Deux régies financières ont réalisées des meilleures performances : la Direction générale des impôts/DGI (134,9 %) et la Direction générale des recettes administratives, domaniales et de participation/DGRAD (113,98 %). Tandis que la Direction générale des douanes et accises/DGDA n’a pas fait mieux que de mobiliser 62,41 % des recettes. Par ailleurs, la Banque centrale du Congo/BCC n’a pas encaissé des recettes extérieures. 

Deux rubriques de dépenses exécutées ont dépassé les prévisions : les frais de fonctionnement (235,83 %) et les rémunérations (101,44 %). Quant aux dépenses urgentes et dépenses exceptionnelles, elles ont été respectivement exécutées à hauteur de CDF 3 466,2 milliards (17,92 %) et de CDF 685,9 milliards (3,55 %) des dépenses totales. « Si la proportion des dépenses exceptionnelles est encore acceptable (3,55 %), celle des dépenses urgentes impose une réflexion et suscite beaucoup de crainte car elle paraît énorme et préjudiciable à la réalisation des objectifs du Plan de Développement en général et particulièrement ceux des secteurs pro-pauvres dont l’importance est capitale dans la trajectoire du pays vers son statut de pays à revenu intermédiaire », pose l’ODEP. Qui se demande quelles sont les institutions, les ministères ou autres organismes qui ont bénéficié de ces recours excessifs aux dépenses urgentes et exceptionnelles. 

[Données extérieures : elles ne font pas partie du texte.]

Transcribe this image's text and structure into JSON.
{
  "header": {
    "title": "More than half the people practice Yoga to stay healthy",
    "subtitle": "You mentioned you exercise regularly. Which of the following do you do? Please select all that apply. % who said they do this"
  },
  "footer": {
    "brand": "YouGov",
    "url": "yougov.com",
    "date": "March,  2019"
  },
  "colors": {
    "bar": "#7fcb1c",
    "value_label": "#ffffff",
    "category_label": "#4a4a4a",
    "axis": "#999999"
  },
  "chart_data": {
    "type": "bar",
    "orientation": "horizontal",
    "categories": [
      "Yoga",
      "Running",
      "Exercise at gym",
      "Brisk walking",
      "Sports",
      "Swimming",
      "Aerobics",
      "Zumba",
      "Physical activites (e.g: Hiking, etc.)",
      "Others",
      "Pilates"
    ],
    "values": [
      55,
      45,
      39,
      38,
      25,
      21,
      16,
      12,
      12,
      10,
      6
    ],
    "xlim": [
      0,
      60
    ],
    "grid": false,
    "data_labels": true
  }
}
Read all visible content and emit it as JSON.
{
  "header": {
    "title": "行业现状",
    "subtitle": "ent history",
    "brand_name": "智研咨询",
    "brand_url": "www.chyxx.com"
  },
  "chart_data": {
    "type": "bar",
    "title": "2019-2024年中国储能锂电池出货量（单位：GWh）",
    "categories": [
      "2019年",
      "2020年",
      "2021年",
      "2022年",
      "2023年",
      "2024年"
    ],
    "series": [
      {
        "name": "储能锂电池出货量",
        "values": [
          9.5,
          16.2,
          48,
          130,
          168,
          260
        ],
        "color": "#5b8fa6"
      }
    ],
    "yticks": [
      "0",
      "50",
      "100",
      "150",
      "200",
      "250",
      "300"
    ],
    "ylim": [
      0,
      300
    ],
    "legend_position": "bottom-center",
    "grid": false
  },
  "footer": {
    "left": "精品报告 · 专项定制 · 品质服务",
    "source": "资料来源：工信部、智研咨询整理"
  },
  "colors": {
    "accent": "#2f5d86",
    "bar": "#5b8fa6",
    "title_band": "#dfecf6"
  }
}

La Banque centrale a dépensé au-delà des recettes mobilisées par le gouvernement : CDF 679,4 milliards. L’ODEP se demande également une clarification : à quel mécanisme (planche à billets, Bon du Trésor, réserves stratégiques), la BCC a-t-elle pu recourir pour financer ce dépassement ? 

Secteurs pro-pauvres

Dans le secteur de la santé, le budget a été exécuté à hauteur de CDF 1 280,4 milliards, contre les prévisions de CDF 2 499,3 milliards, soit un taux moyen d’exécution de 51,23 %. Le fonctionnement du ministère et les rémunérations se sont taillé la part du lion (93 %), au détriment des actions prioritaires dans la politique sectorielle (offres de soins et de services de santé, lutte contre les maladies épidémiques et endémiques, et accès aux soins et services de santé). « Il s’observe un contraste criant entre la volonté exprimée dans la définition des politiques nationales en matière de santé et le taux d’allocation budgétaire de ce secteur. Cela traduit clairement le manque de volonté du pouvoir central d’améliorer les conditions sanitaires de la population », souligne l’ODEP. 

En ce qui concerne l’éducation, le cumul des allocations budgétaires se situe à CDF 3 205,7 milliards et celui des réalisations budgétaires à CDF 2 534,6 milliards, soit un taux moyen de réalisation de 79,07 %. La courbe des réalisations décrit une trajectoire ascendante : 70,00 % en 2017, 73,32 % en 2018 et 90,74 % en 2019. 

Il ressort de l’analyse que 99,49 % du taux d’exécution concernent le fonctionnement de l’administration générale et les rémunérations), au détriment des actions prioritaires (enseignement pré-primaire, primaire et secondaire général ; évaluation pédagogique ; formation continue ; et enseignement technique et formation professionnelle). Pour l’ODEP, cela reflète « le manque de volonté du pouvoir central » d’améliorer la qualité de l’enseignement de base par la construction, l’équipement et la réhabilitation des écoles ; d’améliorer l’environnement de l’apprentissage ; et réformer le dispositif de formation initiale et continue des enseignants ainsi que des curricula (filières). « C’est en fait vouloir une chose et son contraire que de procéder de la sorte. » 

Dans le secteur de l’agriculture, les allocations budgétaires cumulées se chiffrent à CDF 1 263,04 milliards tandis que les réalisations se situent à CDF 167,2 milliards, soit un taux de réalisation de 13,2 %.  L’ODEP note que ces allocations budgétaires sont « tellement insignifiantes » qu’il conforte l’opinion selon laquelle le slogan « l’agriculture priorité des priorités » n’est que du vent. « Aucun exercice budgétaire n’a rencontré la volonté affichée par les chefs d’État et de gouvernement africains dans le cadre de l’Accord de Maputo » qui recommande aux États d’allouer au moins 10 % du budget national au secteur de l’agriculture. Comme pour les autres secteurs, l’administration générale du ministère a consommé 97,05 % du taux de réalisation, contre 2,95 % des actions liées au développement des filières végétales. « Avec une très faible proportion, on ne peut rien apporter comme changement qualitatif et significatif à la population. » 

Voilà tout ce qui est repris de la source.